Built seven years ago, as a 50th birthday gift for the original owner’s wife, the hotel (I hesitate to use the word “resort”) is designed in the style of a traditional Khmer villa – you first enter a welcoming area, behind which is the restaurant and, further back, the accommodation, built in two storeys around a swimming pool. Anantara took the hotel over three years ago, and is undertaking a rolling, small-scale upgrade. Among other alterations, more foliage will be added to the small over-water deck (below) that graces each of the ground-floor rooms, adding some much needed privacy.
What will that foliage be hiding? If you were to peep into one of the 39 rooms and suites, you’d see teak furniture and louvre blinds (which conceal or reveal the bathroom), rich textiles and local art, all under a tall ceiling and over a hard-wood floor and hand-woven mats.
And the restaurant? Hanging from the ceiling of The Sothea, named after the aforementioned wife, are handmade brass chandeliers reminiscent of the chats, or umbrellas, Khmer Buddhists believe offer divine protection to royalty. You may not eat quite like a king beneath them, but the international/Khmer menu, inspired by whatever’s fresh in the market, will have you coming back for more, which is just as well, since there are not many dining options in this part of town.
What does lie beyond those white-washed walls? Well, there is a modest little attraction the locals like to call Angkor Wat, which is worth a little of everybody’s time. The front desk will organise a car and guide, to lead you through the permit-purchasing process then out to the most prominent sites, 7km and more away. The kitchen prepares a light picnic for the dawn chasers and feeds them a full breakfast upon their return. There’s more to Siem Reap than its temples, though, and next door to the Anantara is the Cambodian Cultural Village, a kitsch but nevertheless pleasant stroll through replica tribal villages and around miniature versions of the nation’s most revered buildings (below).
On the down side, tucked away in the complex – almost as if it were an embarrassment – is a menagerie of miserable-looking specimens in cramped cages. Similarly dejected looking are the shot-up relics of Cambodia’s turbulent past at the nearby Siem Reap War Museum, which is recommended only for the most devout of Russian military hardware aficionados.

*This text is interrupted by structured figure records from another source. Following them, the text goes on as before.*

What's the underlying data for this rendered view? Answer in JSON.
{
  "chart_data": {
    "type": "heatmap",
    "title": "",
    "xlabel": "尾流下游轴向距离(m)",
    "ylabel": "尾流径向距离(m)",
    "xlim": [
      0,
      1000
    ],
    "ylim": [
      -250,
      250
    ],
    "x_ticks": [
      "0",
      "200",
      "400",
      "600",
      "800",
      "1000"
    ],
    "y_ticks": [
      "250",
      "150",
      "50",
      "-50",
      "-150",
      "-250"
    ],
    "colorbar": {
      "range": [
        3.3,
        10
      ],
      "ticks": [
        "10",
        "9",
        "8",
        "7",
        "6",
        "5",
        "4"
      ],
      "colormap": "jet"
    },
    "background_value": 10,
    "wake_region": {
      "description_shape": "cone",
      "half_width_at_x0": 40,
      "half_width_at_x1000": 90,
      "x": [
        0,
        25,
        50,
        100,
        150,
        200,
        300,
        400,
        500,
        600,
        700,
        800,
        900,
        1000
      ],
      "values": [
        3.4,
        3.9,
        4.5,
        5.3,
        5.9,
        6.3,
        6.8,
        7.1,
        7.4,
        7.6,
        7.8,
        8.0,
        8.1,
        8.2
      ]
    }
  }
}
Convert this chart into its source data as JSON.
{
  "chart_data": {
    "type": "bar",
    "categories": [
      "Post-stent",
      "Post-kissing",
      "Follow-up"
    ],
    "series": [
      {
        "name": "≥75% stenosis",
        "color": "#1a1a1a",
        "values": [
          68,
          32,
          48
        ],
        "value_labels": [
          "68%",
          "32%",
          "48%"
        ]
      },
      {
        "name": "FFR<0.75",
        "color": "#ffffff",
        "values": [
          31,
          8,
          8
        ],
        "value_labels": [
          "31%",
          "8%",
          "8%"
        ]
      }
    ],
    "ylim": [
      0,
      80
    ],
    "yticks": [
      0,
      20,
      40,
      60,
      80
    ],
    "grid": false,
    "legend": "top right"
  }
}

One of the most underrated of Siem Reap’s pleasures is a ride around town in a tuk-tuk, even if it’s not the plush model the hotel provides for complimentary lifts. Follow that with a visit to the hotel spa, and all will seem right with the world.
What’s the bottom line? A deluxe room will set you back a nightly US$260, which includes breakfast and a mobile phone, to be used to call for a ride “home” after a jaunt into Siem Reap.